Markup, discount… Year-end sales may not be the real deal

It’s the year-end discount season. Everything from food to computer accessories is apparently on offer at up to 80 percent cheaper than normal. But are they truly bargains? Sai Gon Giai Phong set out to investigate.

Spring Seventy shop in HCMC advertises a 70% discount on all items (Photo: SGGP)

Supermarkets are offering special discounts and freebies to attract buyers. Big C is offering 9-50 percent discounts on cooking oil, rice, detergents, shampoo, and kitchen items, and 6-12 percent discounts on fruits and chicken.
 
An official from Ho Chi Minh City’s Department of Industry and Trade said retailers always try to boost sales at the year-end to get money for buying next year’s stocks.
 
The more sales they achieve the more commissions they get from distributors and producers, he also pointed out.
 
Retailers and distributors are saying they are offering discounts also to encourage consumption after a long slump in sales due to the global recession.
 
Besides, they say, with high-quality goods from neighboring countries entering Vietnam, which will open up its retail market in the new year under its World Trade Organization commitments, they have to liquidate stocks, sell off products set to go out of fashion and those not very competitive.
                             
Virtual discounts
 
But the flip side of the great year-end bargain sale is that many retailers taken advantage of the occasion to pull a fast one on consumers.
 
One of the common tricks is to mark up prices and then offer 50-80 percent discounts.
 
Nguyen Thi Thuy of Binh Thanh District, Ho Chi Minh City, said she bought a dress marked VND650,000 but sold at a discount of more than 50 percent at a shop on Hai Ba Trung Street last week.
 
A few days later she stopped by another shop on Vo Van Tan Street to find exactly the same dress selling for VND180,000 with a free scarf thrown in as a Christmas gift.
 
Many household appliances are advertised as being on sale at huge discounts but, in reality, they are not. An LG or Toshiba 21-inch television is offered at VND1.99 million compared to its original price of VND2.45-3 million, but its actual price is only VND1.9 million.
 
The website of a computer supermarket is offering a Transcend 2GB USB at VND79,000 after a discount of 50 percent, while other shops offer it for just VND75,000, and without any discount at that.
 
An electronics distributor said retailers usually offer promotions at the year-end to attract customers but only a few units of one or two models are actually sold at a discount.
 
Imitations

A hawker sells jackets for VND20,000 each on Quang Trung Street in Go Vap District, HCMC (Photo: SGGP)

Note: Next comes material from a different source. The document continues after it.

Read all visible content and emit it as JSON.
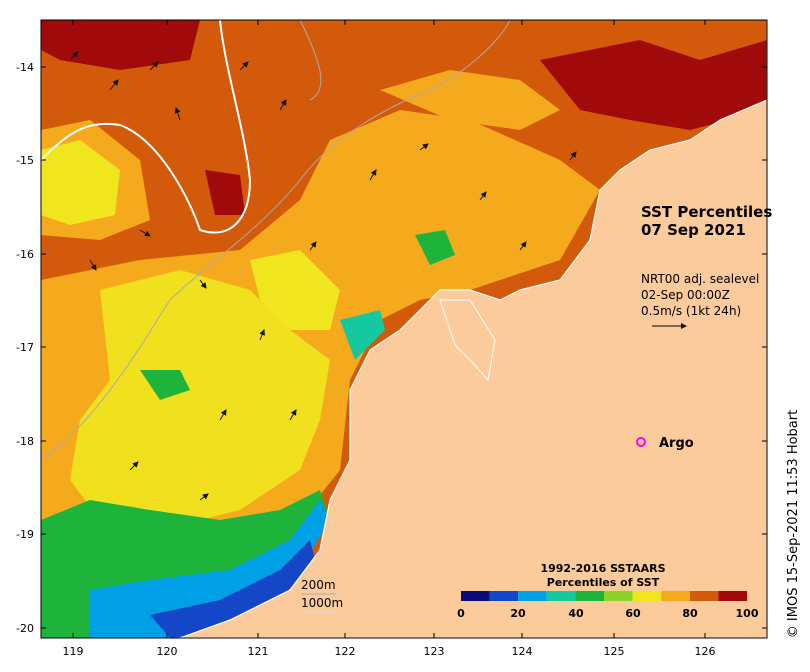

In the evenings, roadside shops are springing up, selling many items like clothes, bags, shoes, and sunglasses, usually knockoffs.
 
The sellers claim the clothes are stocks being liquidated by a company who makes them for exports, but in reality they are made by small clothes producers.
 
They buy poor-quality materials to make rip-offs and then sell them at prices that are 40-60 percent less than the brands whose names they illegally carry.
 
Shoppers are happy at the bargain price but before long, when it breaks or frays, they realize it is a fake.
 
The city Market Management Office has seized thousands of watches and sunglasses carrying fake trademarks that were being sold for VND1 million though their actual cost is only VND15,000-35,000.